Knochen took a moment to study him. ‘Then the suspicions of our friends over on the rue Lauriston are incorrect and the forgeries were not used to hide the real thing.’
The rue Lauriston … The infamous Monsieur Henri and his sidekick, the ex-inspector Bonny. Ah no. No!
‘Old friends of yours,’ said Knochen, watching him closely.
Kohler was certain then that the whole meeting had been for this one moment of revenge for what had happened at Vouvray in that last case.
‘Acquaintances,’ acknowledged Louis with admirable steadiness.
Kohler flicked a troubled glance at Knochen. That little smile was there, the moment of triumph slowly savoured so as to prolong the pleasure.
‘You’re to work with them on this, Inspector.’
‘It’s Chief Inspector.’
‘Louis, don’t!’
The warning was an added bonus. ‘As I was saying, Inspector St-Cyr, your friends over on the rue Lauriston have much to offer. You would be wise to ask for their help.’
‘Has this forger done your people in before?’ asked the Frog, failing to conceal the little triumph he, himself, felt at exposing the Nazis to their gullibility.
The look the academic gave was cruel. ‘But of course he’s taken us in before. Why not? There are always those who are eager to buy, and the forger knows this. Find him! Now get out of here and don’t come back until you have him.’
Giselle was no longer waiting in the car. The bird had flown and no doubt with good reason.
‘Louis, let me come with you.’
‘No, Hermann. Not this time.’
‘Then at least let me give you a lift?’
‘The exercise will do me good. It’s not far in any case.’
Kohler knew that his partner wanted to be alone, that Louis, being Louis, would have to breathe the air of Paris before descending into the slime.
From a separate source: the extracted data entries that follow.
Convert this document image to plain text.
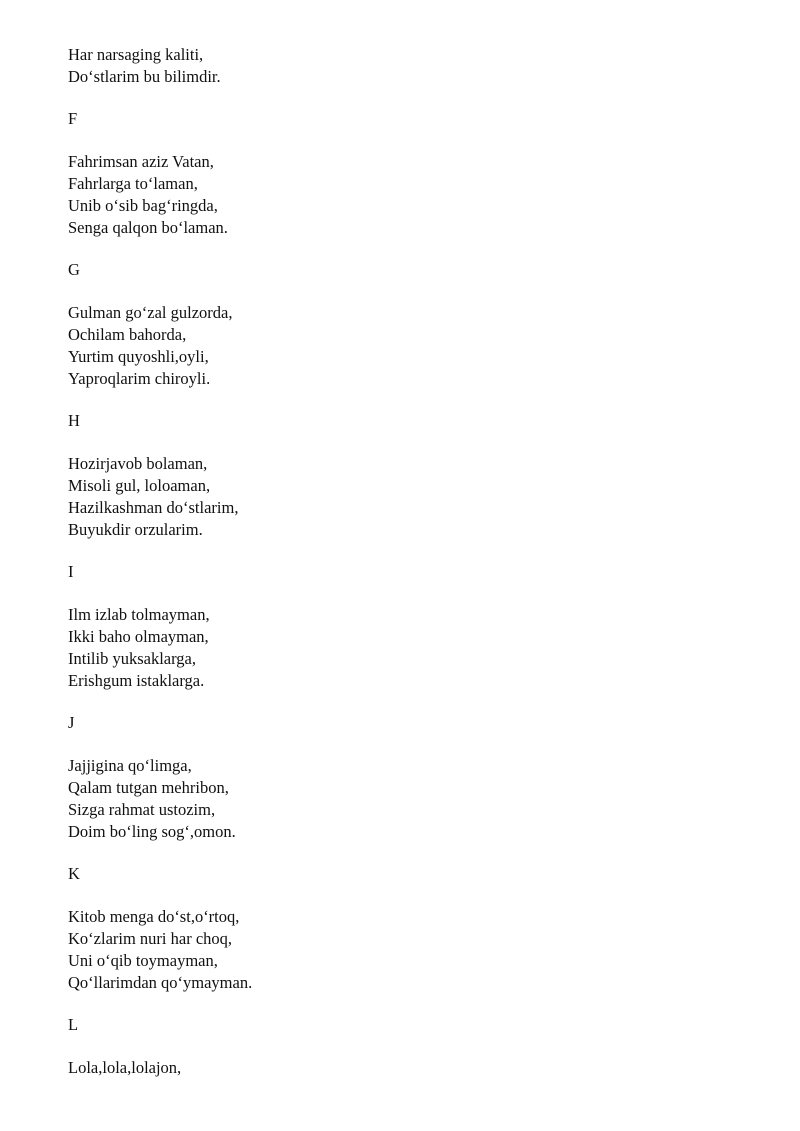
Har narsaging kaliti,
Do‘stlarim bu bilimdir.
F
Fahrimsan aziz Vatan,
Fahrlarga to‘laman,
Unib o‘sib bag‘ringda,
Senga qalqon bo‘laman.
G
Gulman go‘zal gulzorda,
Ochilam bahorda,
Yurtim quyoshli,oyli,
Yaproqlarim chiroyli.
H
Hozirjavob bolaman,
Misoli gul, loloaman,
Hazilkashman do‘stlarim,
Buyukdir orzularim.
I
Ilm izlab tolmayman,
Ikki baho olmayman,
Intilib yuksaklarga,
Erishgum istaklarga.
J
Jajjigina qo‘limga,
Qalam tutgan mehribon,
Sizga rahmat ustozim,
Doim bo‘ling sog‘,omon.
K
Kitob menga do‘st,o‘rtoq,
Ko‘zlarim nuri har choq,
Uni o‘qib toymayman,
Qo‘llarimdan qo‘ymayman.
L
Lola,lola,lolajon,
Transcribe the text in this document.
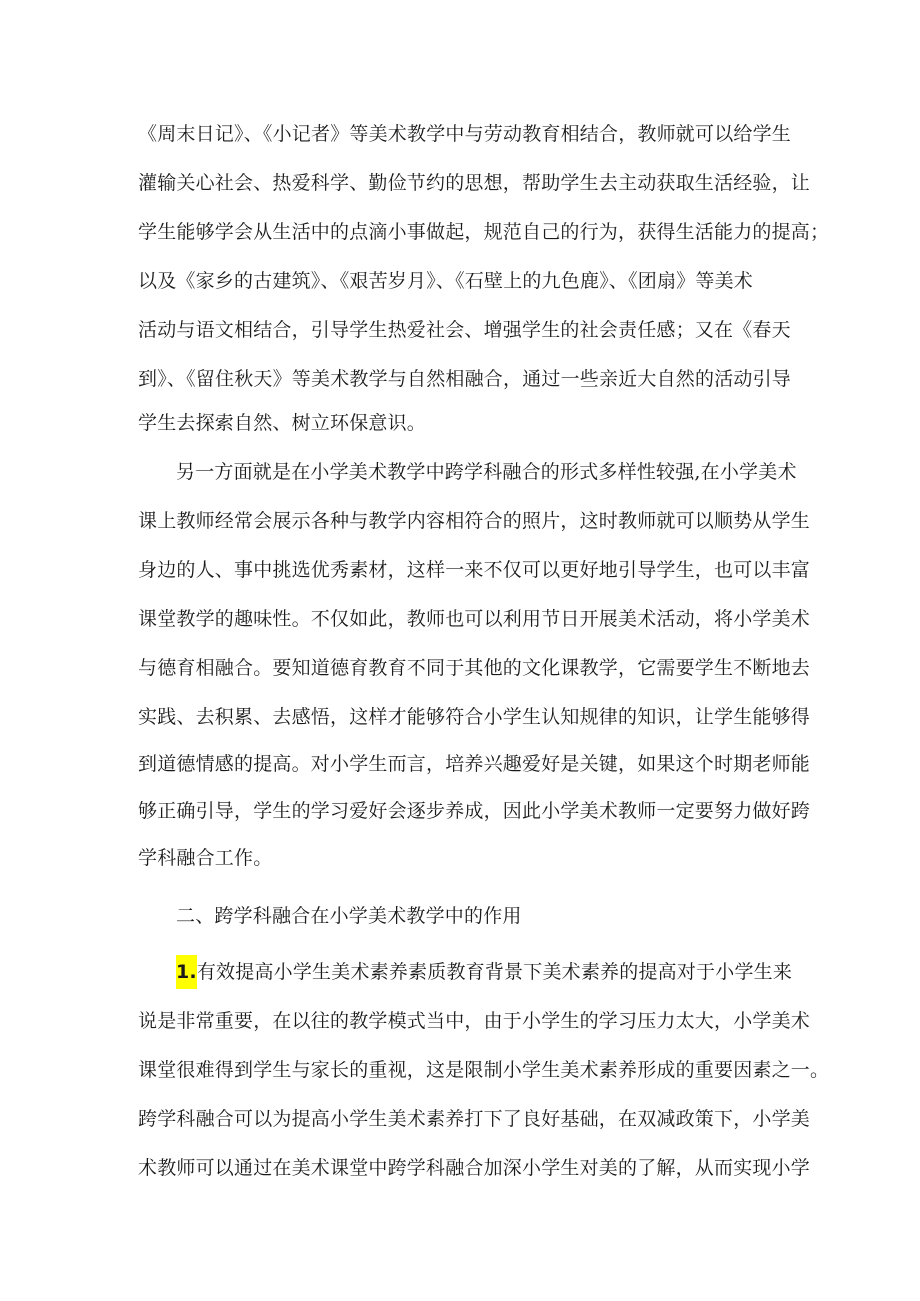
《周末日记》、《小记者》等美术教学中与劳动教育相结合，教师就可以给学生
灌输关心社会、热爱科学、勤俭节约的思想，帮助学生去主动获取生活经验，让
学生能够学会从生活中的点滴小事做起，规范自己的行为，获得生活能力的提高；
以及《家乡的古建筑》、《艰苦岁月》、《石壁上的九色鹿》、《团扇》等美术
活动与语文相结合，引导学生热爱社会、增强学生的社会责任感；又在《春天
到》、《留住秋天》等美术教学与自然相融合，通过一些亲近大自然的活动引导
学生去探索自然、树立环保意识。
另一方面就是在小学美术教学中跨学科融合的形式多样性较强,在小学美术
课上教师经常会展示各种与教学内容相符合的照片，这时教师就可以顺势从学生
身边的人、事中挑选优秀素材，这样一来不仅可以更好地引导学生，也可以丰富
课堂教学的趣味性。不仅如此，教师也可以利用节日开展美术活动，将小学美术
与德育相融合。要知道德育教育不同于其他的文化课教学，它需要学生不断地去
实践、去积累、去感悟，这样才能够符合小学生认知规律的知识，让学生能够得
到道德情感的提高。对小学生而言，培养兴趣爱好是关键，如果这个时期老师能
够正确引导，学生的学习爱好会逐步养成，因此小学美术教师一定要努力做好跨
学科融合工作。
二、跨学科融合在小学美术教学中的作用
1.有效提高小学生美术素养素质教育背景下美术素养的提高对于小学生来
说是非常重要，在以往的教学模式当中，由于小学生的学习压力太大，小学美术
课堂很难得到学生与家长的重视，这是限制小学生美术素养形成的重要因素之一。
跨学科融合可以为提高小学生美术素养打下了良好基础，在双减政策下，小学美
术教师可以通过在美术课堂中跨学科融合加深小学生对美的了解，从而实现小学
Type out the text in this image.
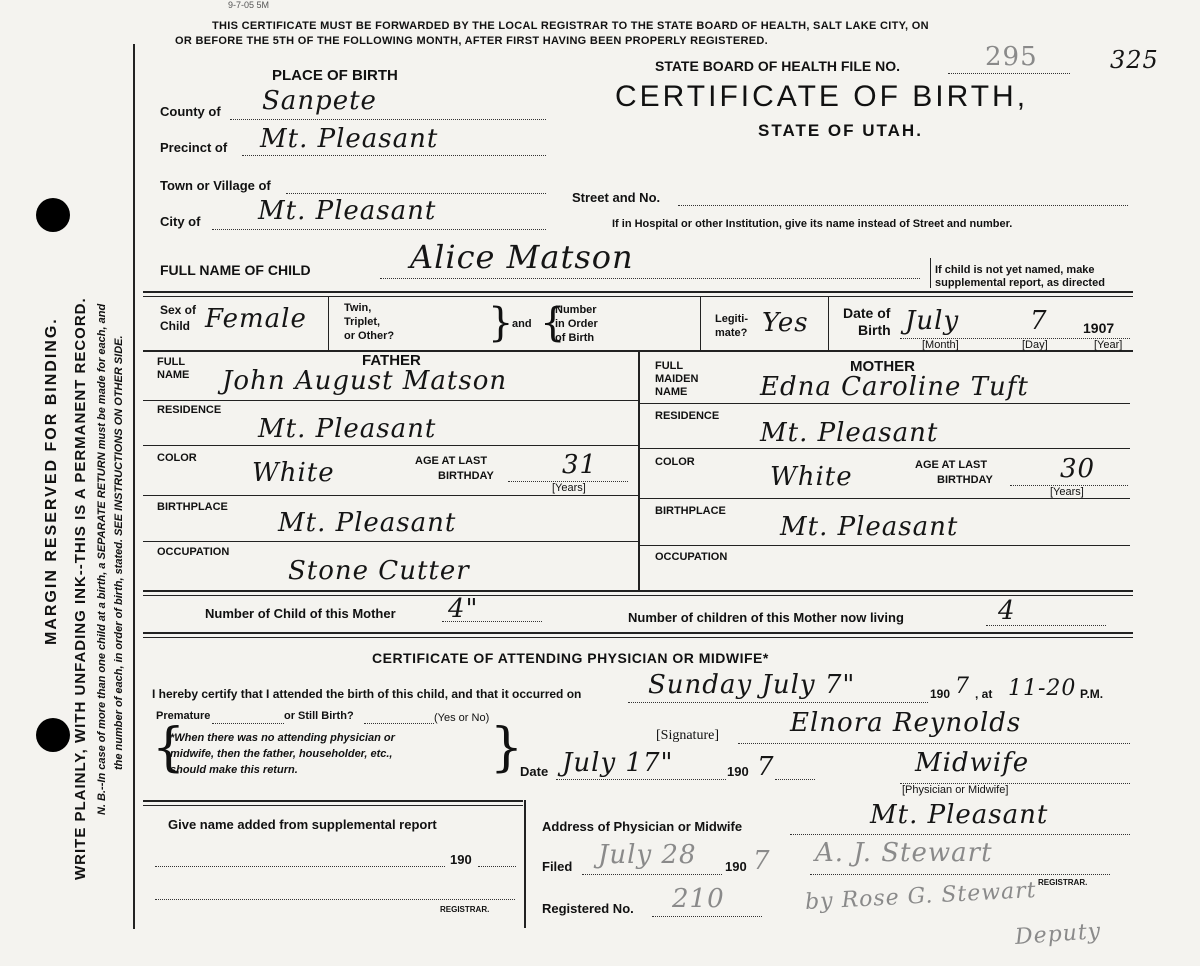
9-7-05 5M
THIS CERTIFICATE MUST BE FORWARDED BY THE LOCAL REGISTRAR TO THE STATE BOARD OF HEALTH, SALT LAKE CITY, ON
OR BEFORE THE 5TH OF THE FOLLOWING MONTH, AFTER FIRST HAVING BEEN PROPERLY REGISTERED.
MARGIN RESERVED FOR BINDING. WRITE PLAINLY, WITH UNFADING INK--THIS IS A PERMANENT RECORD. N. B.--In case of more than one child at a birth, a SEPARATE RETURN must be made for each, and the number of each, in order of birth, stated. SEE INSTRUCTIONS ON OTHER SIDE.
STATE BOARD OF HEALTH FILE NO.	295	325
CERTIFICATE OF BIRTH,
STATE OF UTAH.
PLACE OF BIRTH
County of Sanpete
Precinct of Mt. Pleasant
Town or Village of
City of Mt. Pleasant	Street and No.
If in Hospital or other Institution, give its name instead of Street and number.
FULL NAME OF CHILD	Alice Matson	If child is not yet named, make
supplemental report, as directed
Sex of
Child Female	Twin,
Triplet,
or Other? }
and {
Number
in Order
of Birth
Legiti-
mate? Yes Date of
Birth July	7	1907
[Month]	[Day]	[Year]
FATHER	MOTHER
FULL
NAME John August Matson
RESIDENCE
Mt. Pleasant
COLOR White	AGE AT LAST
BIRTHDAY	31
[Years]
BIRTHPLACE
Mt. Pleasant
OCCUPATION
Stone Cutter
FULL
MAIDEN
NAME	Edna Caroline Tuft
RESIDENCE
Mt. Pleasant
COLOR	White	AGE AT LAST
BIRTHDAY	30
[Years]
BIRTHPLACE
Mt. Pleasant
OCCUPATION
Number of Child of this Mother 4"	Number of children of this Mother now living	4
CERTIFICATE OF ATTENDING PHYSICIAN OR MIDWIFE*
I hereby certify that I attended the birth of this child, and that it occurred on	Sunday July 7"	190 7 , at 11-20 P.M.
Premature	or Still Birth?	(Yes or No)
{
*When there was no attending physician or
midwife, then the father, householder, etc.,
should make this return.	}	[Signature]	Elnora Reynolds
Date July 17"	190 7	Midwife
[Physician or Midwife]
Address of Physician or Midwife	Mt. Pleasant
Give name added from supplemental report
190
REGISTRAR.
Filed July 28 190 7 A. J. Stewart
REGISTRAR.
Registered No. 210	by Rose G. Stewart
Deputy
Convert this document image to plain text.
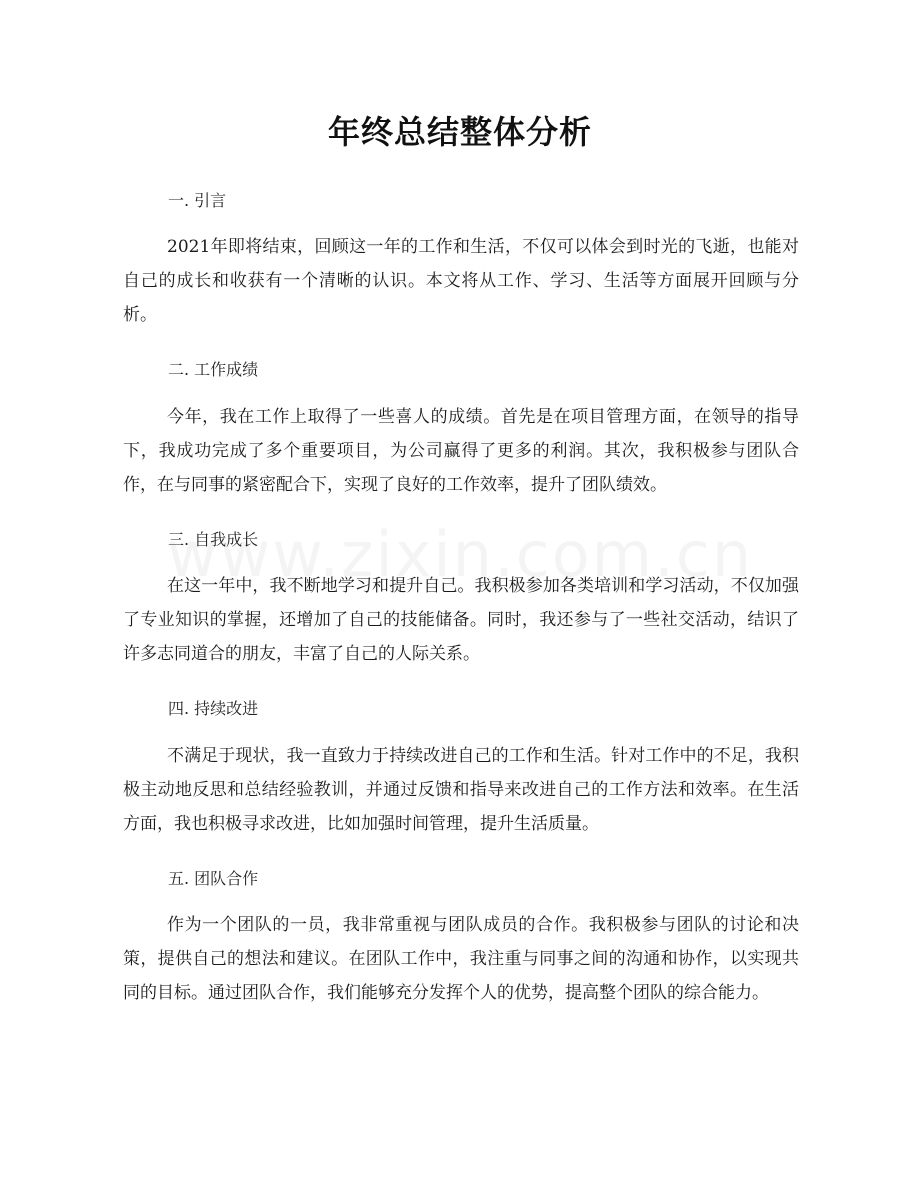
年终总结整体分析
一. 引言

2021年即将结束，回顾这一年的工作和生活，不仅可以体会到时光的飞逝，也能对自己的成长和收获有一个清晰的认识。本文将从工作、学习、生活等方面展开回顾与分析。

二. 工作成绩

今年，我在工作上取得了一些喜人的成绩。首先是在项目管理方面，在领导的指导下，我成功完成了多个重要项目，为公司赢得了更多的利润。其次，我积极参与团队合作，在与同事的紧密配合下，实现了良好的工作效率，提升了团队绩效。

三. 自我成长

在这一年中，我不断地学习和提升自己。我积极参加各类培训和学习活动，不仅加强了专业知识的掌握，还增加了自己的技能储备。同时，我还参与了一些社交活动，结识了许多志同道合的朋友，丰富了自己的人际关系。

四. 持续改进

不满足于现状，我一直致力于持续改进自己的工作和生活。针对工作中的不足，我积极主动地反思和总结经验教训，并通过反馈和指导来改进自己的工作方法和效率。在生活方面，我也积极寻求改进，比如加强时间管理，提升生活质量。

五. 团队合作

作为一个团队的一员，我非常重视与团队成员的合作。我积极参与团队的讨论和决策，提供自己的想法和建议。在团队工作中，我注重与同事之间的沟通和协作，以实现共同的目标。通过团队合作，我们能够充分发挥个人的优势，提高整个团队的综合能力。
‘Talbotte, Hermann. This is why he has left us to clean up the mess. He is afraid we are tainted and the SS do not want to breathe the same air as we do.’
‘We’ll meet later?’
‘Yes, yes, of course. You to Records, me to the rue Lauriston.’
‘The morgue at five?’
‘Let’s make it four. I want to get back to the house before dark.’
‘But aren’t you staying at Gabi’s flat?’
St-Cyr’s eyes betrayed only emptiness. ‘Not now, Hermann. Never. Not with them taking such a fine interest in us. Me, I could not live with myself knowing harm might come to her.’
Poor Louis. They’d just wiped the street with him and he knew it.
3
There was little traffic on the Etoile as St-Cyr crossed to the Arc de Triomphe. The humiliation of what he was about to experience was almost more than he could bear. In 1936 he had put the infamous Monsieur Henri of the rue Lauriston away for ten years for armed robbery and the ‘accidental’ wounding of two cops, both fathers, who’d come to question things and had somehow got in the way.
In the years before that he’d crossed swords with Pierre Bonny and had seen that one into Fresnes for a term of not less than three years for accepting bribes while under the oath as an officer of the Surete.
Later it had been embezzlement, but by then the ex-inspector Bonny had been eking out a living as a private investigator.
Now, of course, it was from Knochen that the two received their orders and amnesty. Amnesty for hardened criminals, for murderers and thieves!
Bonny was the organizer of that little operation; Monsieur Henri the schemer, the searcher of hidden valuables, and Knochen the supplier of cars, gas, guns and Police ID cards that offered protection with impunity.